C’est cabossés, mal en point, déboussolés et inquiets pour l’avenir, que personne ne peut se risquer à prédire, que nous arrivons à la fin de 2020. Année qui nous a fait découvrir que, malgré tous les progrès scientifiques dont nous félicitons, un virus, dont l’origine n’est pas encore clairement établie, pouvait faire trembler le monde entier. Il a mis à genoux les superpuissances et démontré qu’il suffit d’un virus pour faire dysfonctionner le monde que l’on croyait pourtant très bien organisé. Il l’a fait en mettant dans le même panier les nations surindustrialisées et les pays en voie de développement, ceux qui exploitent et ceux qui sont exploités en rétablissant, quelque part, la règle de l’égalité face à la maladie. Pas pour longtemps, car bien vite les pays riches ont repris le dessus dans la course au vaccin pour tenter de mettre fin à la pandémie sanitaire, d’autant plus qu’elle s’était rapidement transformée en crise économique mondiale, situation inacceptable pour les puissants qui, jusqu’à maintenant, géraient le monde. Afin de mettre fin à la menace sanitaire, ils ont fait voler en éclats les règles et autres protocoles régissant la fabrication des médicaments. Jusqu’au milieu de 2020, il fallait des années pour mettre au point, tester et retester un vaccin avant de l’utiliser à grande échelle. Avec la panique mondiale, l’industrie pharmaceutique a brûlé les étapes et n’a pris que quelques mois pour proposer plusieurs types de vaccins, rapidement homologués par les institutions sanitaires des pays paniqués. Mais le problème est que l’éventuelle efficacité des vaccins disponibles provoque, avant même leur mise en vente, des vagues de questionnements et de réticences alimentées par des réseaux sociaux, devenus spécialistes du complotisme et de la désinformation. D’autant plus que l’on a appris que le virus avait muté pour produire une nouvelle espèce!

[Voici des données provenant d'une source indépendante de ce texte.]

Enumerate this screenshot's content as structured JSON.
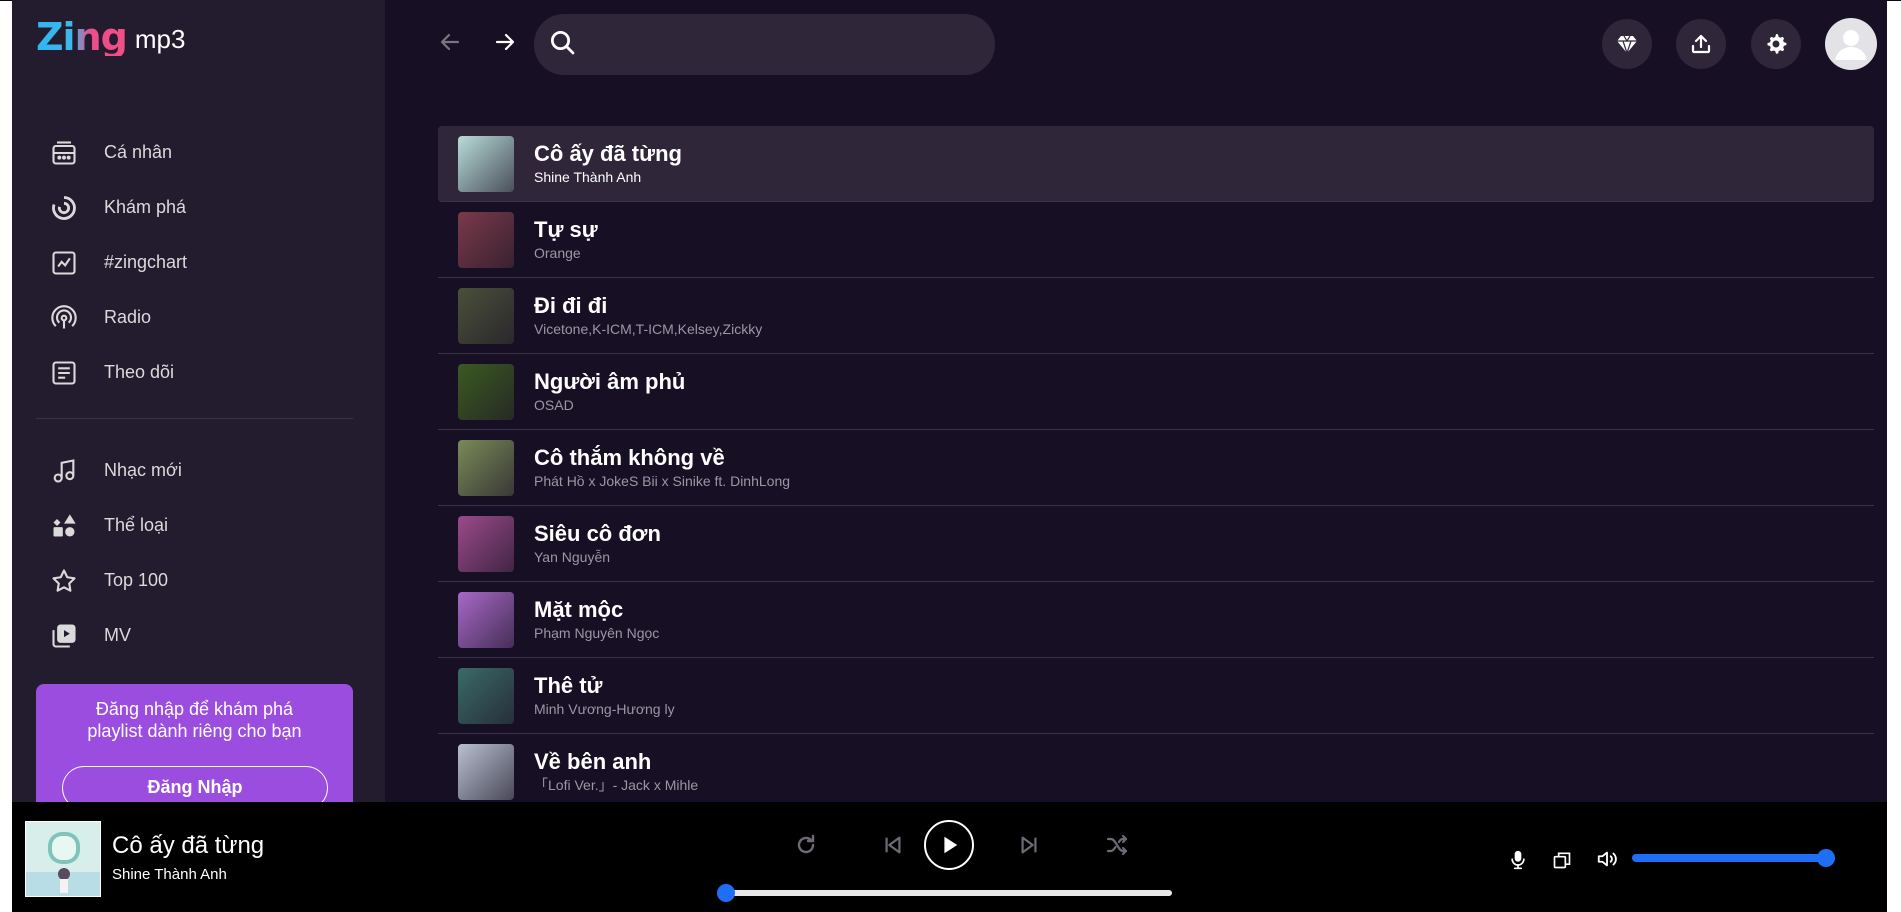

Le virus, le premier, et ses conséquences économiques ont aussi démontré que même dans les situations de pandémie mondiale, les règles du business, dont la finalité est le profit, n’ont pas été abandonnées. On l’a vu à Maurice, avec l’achat en urgence de médicaments et de matériel médical. L’urgence sanitaire n’a pas empêché les petits copains de bénéficier de contrats d’achats pour des millions, dont certains n’ont toujours pas été livrés des mois après la commande! Au train où vont les choses, il faut redouter ce qui va se passer quand le vaccin sera choisi à Maurice et qu’il faudra le commander. Est-ce que le ministère de la Santé va confier l’achat du vaccin aux vrais spécialistes de la Santé ou, comme cela a été le cas il n’y a pas si longtemps, à des petits copains quincaillier, poissonnier, bijoutier, directeur d’hôtel ou publicitaire? Est-ce que le vaccin va représenter une autre loterie pour ceux qui avaient déjà touché les gros lots pendant la pandémie?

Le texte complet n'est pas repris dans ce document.